I posted this on my car audio forum, but figured I'd throw it up here as well.

My roommate has the TLD66 6 channel line driver from Phoenix Gold. We wanted to install it to see how much better we could get the system to sound. When we installed it, we had the head units volume (CDA-7995) at 30 out of 35, turned the amp (JL A6450) to High Voltage mode, and tried to adjust one of the gains on the line driver, after a very small adjustment the line driver cuts the output and then starts smoking. We pulled the power, then re-powered it with the line drivers adjustment back on 0 and it comes right back on.

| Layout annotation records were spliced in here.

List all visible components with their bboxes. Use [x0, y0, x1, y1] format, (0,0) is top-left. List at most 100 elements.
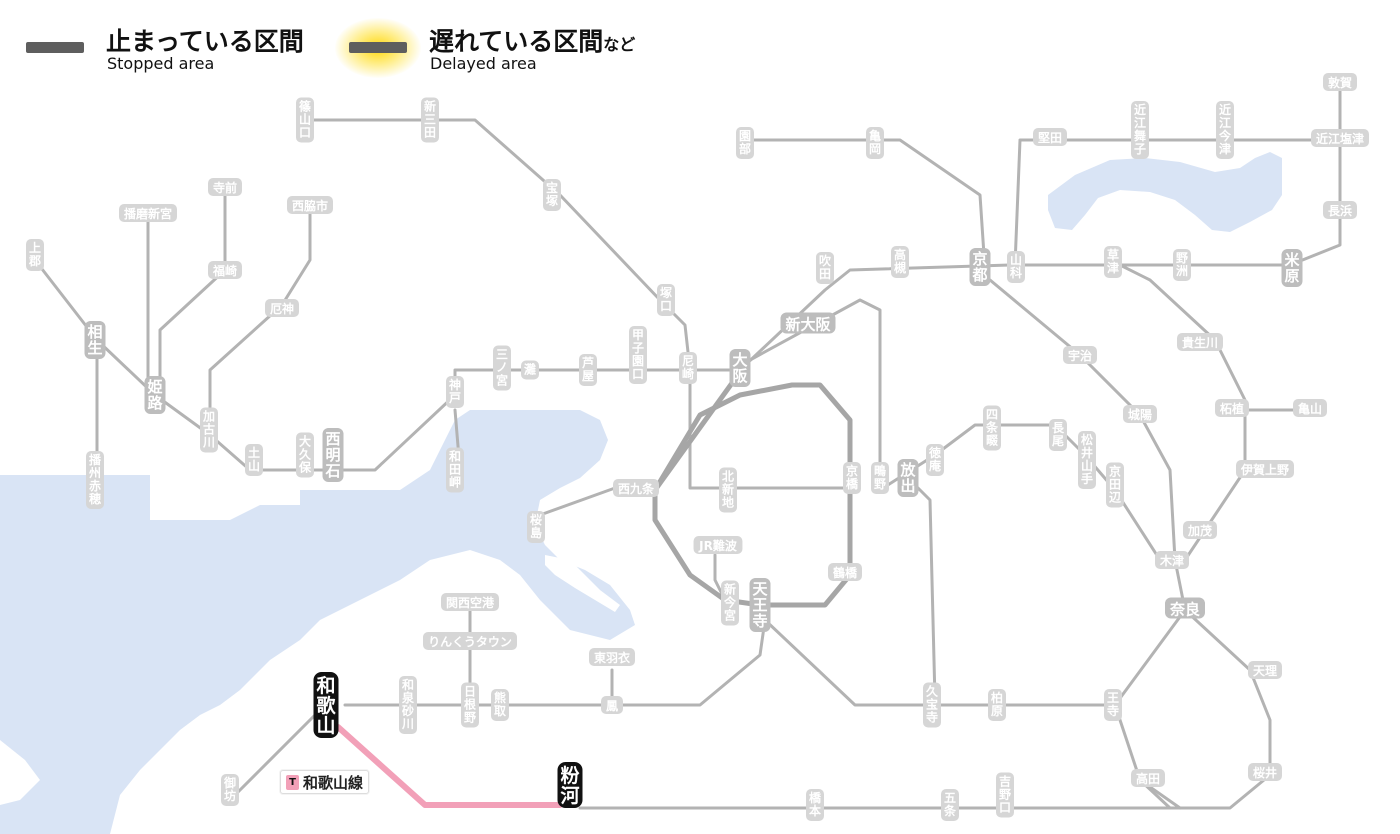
station-joyo[interactable]: 城陽: [1123, 405, 1157, 423]
station-label-box: [441, 593, 499, 611]
station-aioi[interactable]: 相生: [84, 321, 106, 359]
station-label-box: [1183, 521, 1217, 539]
station-label-box: [579, 354, 597, 386]
station-label-box: [1311, 129, 1369, 147]
station-matsuiyamate[interactable]: 松井山手: [1078, 431, 1096, 489]
station-shinimamiya[interactable]: 新今宮: [721, 580, 739, 626]
station-omimaiko[interactable]: 近江舞子: [1131, 101, 1149, 159]
station-tsuge[interactable]: 柘植: [1215, 399, 1249, 417]
station-nishikujo[interactable]: 西九条: [613, 479, 659, 497]
station-banshuako[interactable]: 播州赤穂: [86, 451, 104, 509]
station-harimashingu[interactable]: 播磨新宮: [119, 204, 177, 222]
line-tag-wakayama[interactable]: T 和歌山線: [280, 770, 370, 794]
station-jrnamba[interactable]: JR難波: [693, 536, 743, 554]
station-name: 西九条: [618, 481, 655, 496]
station-shijonawate[interactable]: 四条畷: [983, 405, 1001, 451]
station-label-box: [1165, 597, 1205, 619]
station-omiimazu[interactable]: 近江今津: [1216, 101, 1234, 159]
station-kyoto[interactable]: 京都: [969, 248, 991, 286]
station-kusatsu[interactable]: 草津: [1104, 246, 1122, 278]
station-kizu[interactable]: 木津: [1155, 551, 1189, 569]
station-nishiakashi[interactable]: 西明石: [322, 428, 344, 482]
station-yoshinoguchi[interactable]: 吉野口: [996, 772, 1014, 818]
station-wadamisaki[interactable]: 和田岬: [446, 447, 464, 493]
station-kyobashi[interactable]: 京橋: [843, 462, 861, 494]
station-gobo[interactable]: 御坊: [221, 774, 239, 806]
station-kyotanabe[interactable]: 京田辺: [1106, 462, 1124, 508]
station-kansaiairport[interactable]: 関西空港: [441, 593, 499, 611]
station-shinsanda[interactable]: 新三田: [421, 97, 439, 143]
station-teramae[interactable]: 寺前: [208, 178, 242, 196]
station-shigino[interactable]: 鴫野: [871, 462, 889, 494]
station-amagasaki[interactable]: 尼崎: [679, 352, 697, 384]
station-label-box: [941, 789, 959, 821]
station-takada[interactable]: 高田: [1131, 769, 1165, 787]
station-label-box: [543, 179, 561, 211]
station-kamo[interactable]: 加茂: [1183, 521, 1217, 539]
station-tsukaguchi[interactable]: 塚口: [657, 284, 675, 316]
station-ashiya[interactable]: 芦屋: [579, 354, 597, 386]
station-takarazuka[interactable]: 宝塚: [543, 179, 561, 211]
station-oji[interactable]: 王寺: [1104, 689, 1122, 721]
station-sakurai[interactable]: 桜井: [1248, 763, 1282, 781]
station-rinkutown[interactable]: りんくうタウン: [423, 632, 517, 650]
station-nagao[interactable]: 長尾: [1049, 419, 1067, 451]
station-yamashina[interactable]: 山科: [1007, 251, 1025, 283]
station-otori[interactable]: 鳳: [601, 696, 623, 714]
station-label-box: [601, 696, 623, 714]
station-nara[interactable]: 奈良: [1165, 597, 1205, 619]
station-kibukawa[interactable]: 貴生川: [1177, 333, 1223, 351]
station-kumatori[interactable]: 熊取: [491, 689, 509, 721]
legend-delayed-jp: 遅れている区間など: [429, 27, 636, 56]
station-takatsuki[interactable]: 高槻: [891, 246, 909, 278]
station-tokuan[interactable]: 徳庵: [926, 444, 944, 476]
station-sakurajima[interactable]: 桜島: [527, 511, 545, 543]
station-kashiwara[interactable]: 柏原: [988, 689, 1006, 721]
station-dobo[interactable]: 土山: [245, 444, 263, 476]
station-name: 大久保: [298, 434, 312, 475]
station-sonobe[interactable]: 園部: [736, 127, 754, 159]
station-suita[interactable]: 吹田: [816, 252, 834, 284]
station-tenri[interactable]: 天理: [1248, 661, 1282, 679]
station-tennoji[interactable]: 天王寺: [749, 578, 771, 632]
station-kokawa[interactable]: 粉河: [557, 762, 583, 808]
station-name: 長浜: [1328, 203, 1352, 218]
station-kameyama[interactable]: 亀山: [1293, 399, 1327, 417]
station-kakogawa[interactable]: 加古川: [200, 407, 218, 453]
station-label-box: [871, 462, 889, 494]
station-hineno[interactable]: 日根野: [461, 682, 479, 728]
station-himeji[interactable]: 姫路: [144, 376, 166, 414]
station-okubo[interactable]: 大久保: [296, 432, 314, 478]
station-kameoka[interactable]: 亀岡: [866, 127, 884, 159]
station-gojo[interactable]: 五条: [941, 789, 959, 821]
station-shinosaka[interactable]: 新大阪: [780, 312, 836, 334]
station-uji[interactable]: 宇治: [1063, 346, 1097, 364]
station-hanaten[interactable]: 放出: [897, 459, 919, 497]
station-igaueno[interactable]: 伊賀上野: [1236, 460, 1294, 478]
station-kobe[interactable]: 神戸: [446, 376, 464, 408]
station-osaka[interactable]: 大阪: [729, 349, 751, 387]
station-kitashinchi[interactable]: 北新地: [719, 467, 737, 513]
station-tsuruhashi[interactable]: 鶴橋: [828, 563, 862, 581]
station-yakujin[interactable]: 厄神: [265, 299, 299, 317]
station-maibara[interactable]: 米原: [1281, 249, 1303, 287]
station-sannomiya[interactable]: 三ノ宮: [493, 345, 511, 391]
station-higashihagoromo[interactable]: 東羽衣: [589, 648, 635, 666]
station-nishiwakishi[interactable]: 西脇市: [287, 196, 333, 214]
station-omishiotsu[interactable]: 近江塩津: [1311, 129, 1369, 147]
station-kyuhoji[interactable]: 久宝寺: [923, 682, 941, 728]
station-name: 新三田: [424, 99, 436, 140]
station-koshienguchi[interactable]: 甲子園口: [629, 326, 647, 384]
west-coast-inlet: [0, 740, 40, 805]
station-shinosan[interactable]: 篠山口: [296, 97, 314, 143]
station-wakayama[interactable]: 和歌山: [313, 672, 339, 738]
station-nagahama[interactable]: 長浜: [1323, 201, 1357, 219]
station-hashimoto[interactable]: 橋本: [806, 789, 824, 821]
station-izumisunagawa[interactable]: 和泉砂川: [399, 676, 417, 734]
station-katata[interactable]: 堅田: [1033, 128, 1067, 146]
station-nada[interactable]: 灘: [521, 360, 539, 380]
station-kamigori[interactable]: 上郡: [26, 239, 44, 271]
station-fukusaki[interactable]: 福崎: [208, 261, 242, 279]
station-tsuruga[interactable]: 敦賀: [1323, 73, 1357, 91]
station-yasu[interactable]: 野洲: [1173, 249, 1191, 281]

When we turn the head units volume to something low like 5-10, we can turn the gain on the line driver all the way up with no problems. 

Question: Do you have an idea why the line driver is cutting out so early?

...and if we put the amp in "Low voltage" mode, it bumps the volume way up and sounds real good, but isn't the low voltage mode for things under 4V? I have the Alpine CDA-7995 that's supposed to have a 4V output already, and when we run the outputs straight to the amp in "High Voltage" mode, you have to turn the amps "sensitivity" all the way up and the speakers aren't even loud enough, (or make it to the point of distortion).

Thanks for taking the time to read my post! We are at a loss on this one!


----------



## jaggerwild (May 21, 2007)

Research "high level/low level" in puts.................. You may need to switch witch one your using here.


----------